Moderate amounts of dull, down time can make us more joyful and creative humans by forcing us to create our own entertainment and amusement. Boredom has existed as long as homo sapiens have been on the planet. I imagine our ancestors sitting in a cave while it rained for days on end. I’m guessing around day three, their boredom gave way to cave drawings, songs about how much rain sucks and some sort of prosaic drinking game. As soon as humans stop doing something purposeful, our minds wander. But why should creating space for imagination be viewed as negative? Most of the best ideas I’ve had in my life arose from sitting around pondering things. If necessity is the mother of invention, boredom is definitely its older sister.
Being bored is lazy and uncreative. There are 500 billion galaxies in the universe and trillions of synapses in our brains. We’ve only seen about 5% of the universe as of this writing. That means there is a lot of interesting, novel and noteworthy out there to be had. Even our minds are endless opportunities of exploration.

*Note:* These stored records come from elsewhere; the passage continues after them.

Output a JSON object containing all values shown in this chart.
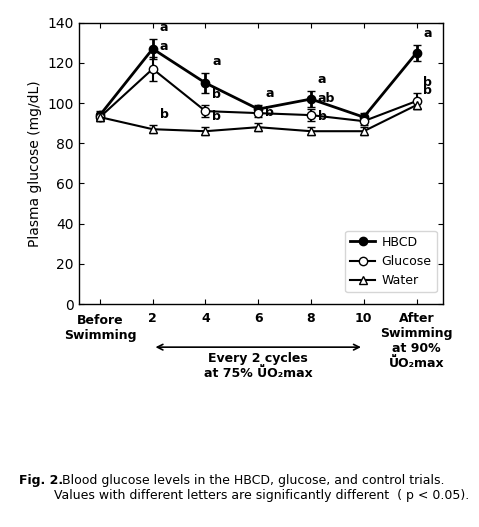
{
  "x_positions": [
    0,
    1,
    2,
    3,
    4,
    5,
    6
  ],
  "hbcd_y": [
    94,
    127,
    110,
    97,
    102,
    93,
    125
  ],
  "glucose_y": [
    93,
    117,
    96,
    95,
    94,
    91,
    101
  ],
  "water_y": [
    93,
    87,
    86,
    88,
    86,
    86,
    99
  ],
  "hbcd_err": [
    2,
    5,
    5,
    2,
    4,
    2,
    4
  ],
  "glucose_err": [
    2,
    6,
    3,
    2,
    3,
    2,
    4
  ],
  "water_err": [
    2,
    2,
    2,
    2,
    2,
    2,
    2
  ],
  "hbcd_letters": [
    "",
    "a",
    "a",
    "a",
    "a",
    "",
    "a"
  ],
  "glucose_letters": [
    "",
    "a",
    "b",
    "",
    "ab",
    "",
    "b"
  ],
  "water_letters": [
    "",
    "b",
    "b",
    "b",
    "b",
    "",
    "b"
  ],
  "ylabel": "Plasma glucose (mg/dL)",
  "ylim": [
    0,
    140
  ],
  "yticks": [
    0,
    20,
    40,
    60,
    80,
    100,
    120,
    140
  ],
  "legend_labels": [
    "HBCD",
    "Glucose",
    "Water"
  ],
  "fig_caption_bold": "Fig. 2.",
  "fig_caption_normal": "  Blood glucose levels in the HBCD, glucose, and control trials.\nValues with different letters are significantly different  ( p < 0.05).",
  "arrow_text_line1": "Every 2 cycles",
  "arrow_text_line2": "at 75% ṺO₂max",
  "after_label": "After\nSwimming\nat 90%\nṺO₂max",
  "before_label": "Before\nSwimming",
  "mid_labels": [
    "2",
    "4",
    "6",
    "8",
    "10"
  ]
}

I like to say that my superpower is being curious. And a large part of my innate curiosity arises from the fact that growing up, my brother and I were often ignored like white crayons. In the 70’s, there were no cell phones to entertain us. Unless you loved soap operas or Phil Donahue, the five channels we got in rural Clark County didn’t show anything remotely interesting to a child until late afternoon. Parents did not organize play dates. The rule was underscheduled, not overscheduled. Your folks did their thing and you, the kids, were to go outside and not to bother them unless you were bleeding, vomiting or on fire.

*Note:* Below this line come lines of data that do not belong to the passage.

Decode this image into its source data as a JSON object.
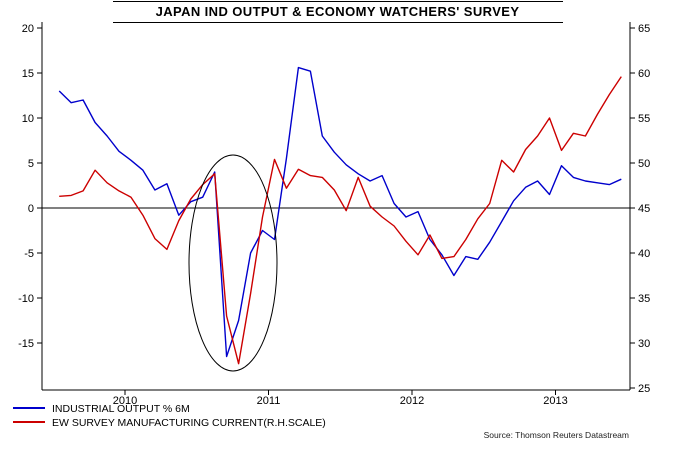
{
  "title": "JAPAN IND OUTPUT & ECONOMY WATCHERS' SURVEY",
  "source": "Source: Thomson Reuters Datastream",
  "legend": [
    {
      "label": "INDUSTRIAL OUTPUT % 6M",
      "color": "#0000cc"
    },
    {
      "label": "EW SURVEY MANUFACTURING CURRENT(R.H.SCALE)",
      "color": "#cc0000"
    }
  ],
  "chart_data": {
    "type": "line",
    "title": "JAPAN IND OUTPUT & ECONOMY WATCHERS' SURVEY",
    "frequency": "monthly",
    "x_start": "2010-01",
    "x_end": "2013-12",
    "x_tick_labels": [
      "2010",
      "2011",
      "2012",
      "2013"
    ],
    "left_axis": {
      "min": -20,
      "max": 20,
      "ticks": [
        20,
        15,
        10,
        5,
        0,
        -5,
        -10,
        -15
      ],
      "zero_line": true
    },
    "right_axis": {
      "min": 25,
      "max": 65,
      "ticks": [
        65,
        60,
        55,
        50,
        45,
        40,
        35,
        30,
        25
      ]
    },
    "grid": false,
    "legend_position": "bottom-left",
    "series": [
      {
        "name": "INDUSTRIAL OUTPUT % 6M",
        "axis": "left",
        "color": "#0000cc",
        "values": [
          13.0,
          11.7,
          12.0,
          9.5,
          8.0,
          6.3,
          5.3,
          4.2,
          2.0,
          2.7,
          -0.8,
          0.7,
          1.2,
          4.0,
          -16.5,
          -12.5,
          -5.0,
          -2.5,
          -3.5,
          5.5,
          15.6,
          15.2,
          8.0,
          6.2,
          4.8,
          3.8,
          3.0,
          3.6,
          0.5,
          -1.0,
          -0.4,
          -3.5,
          -5.2,
          -7.5,
          -5.4,
          -5.7,
          -3.8,
          -1.5,
          0.8,
          2.3,
          3.0,
          1.5,
          4.7,
          3.4,
          3.0,
          2.8,
          2.6,
          3.2
        ]
      },
      {
        "name": "EW SURVEY MANUFACTURING CURRENT(R.H.SCALE)",
        "axis": "right",
        "color": "#cc0000",
        "values": [
          46.3,
          46.4,
          46.9,
          49.2,
          47.8,
          46.9,
          46.2,
          44.2,
          41.6,
          40.4,
          43.6,
          46.0,
          47.6,
          48.8,
          33.0,
          27.7,
          35.5,
          44.0,
          50.4,
          47.2,
          49.3,
          48.6,
          48.4,
          47.0,
          44.7,
          48.4,
          45.2,
          44.0,
          43.0,
          41.3,
          39.8,
          42.0,
          39.4,
          39.6,
          41.5,
          43.8,
          45.5,
          50.3,
          49.0,
          51.5,
          53.0,
          55.0,
          51.4,
          53.3,
          53.0,
          55.4,
          57.6,
          59.6
        ]
      }
    ],
    "annotation": {
      "shape": "ellipse",
      "circled_period": "2011 collapse"
    }
  }
}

All this meant we kids had to create our own fun or die from boredom. So we invented tag games with stupid rules, made blanket forts, found crap in the garage to reimagine for our amusement. We held endless talent shows and choreographed dances to songs from the Brady Bunch. We climbed trees and caught lightning bugs and read lots of Judy Blume books. When all else failed, we set up a lemonade stand and made a dollar or two selling watered-down Country Time to the two fathers on the street that mowed their lawns.
I’m aware that time has romanticized these summers in my memory (for reals, some adult really should have made us put on a helmet, a seat belt or some sunscreen). But I still hold that we are only as bored as we are incurious. In today’s world, the means of learning are more abundant than ever, but it seems that the desire to learn is growing ever scarcer.
It’s time we start asking more questions, of ourselves, of others and of the world. Read things not on a screen. Stop outsourcing our interests to Google and explore the planet a little more. Become intimate with the great mystery that is Life. As G.K. Chesterton writes, “There are no uninteresting things, only uninterested people.”
Curious and interesting or simply bored? It’s completely up to you.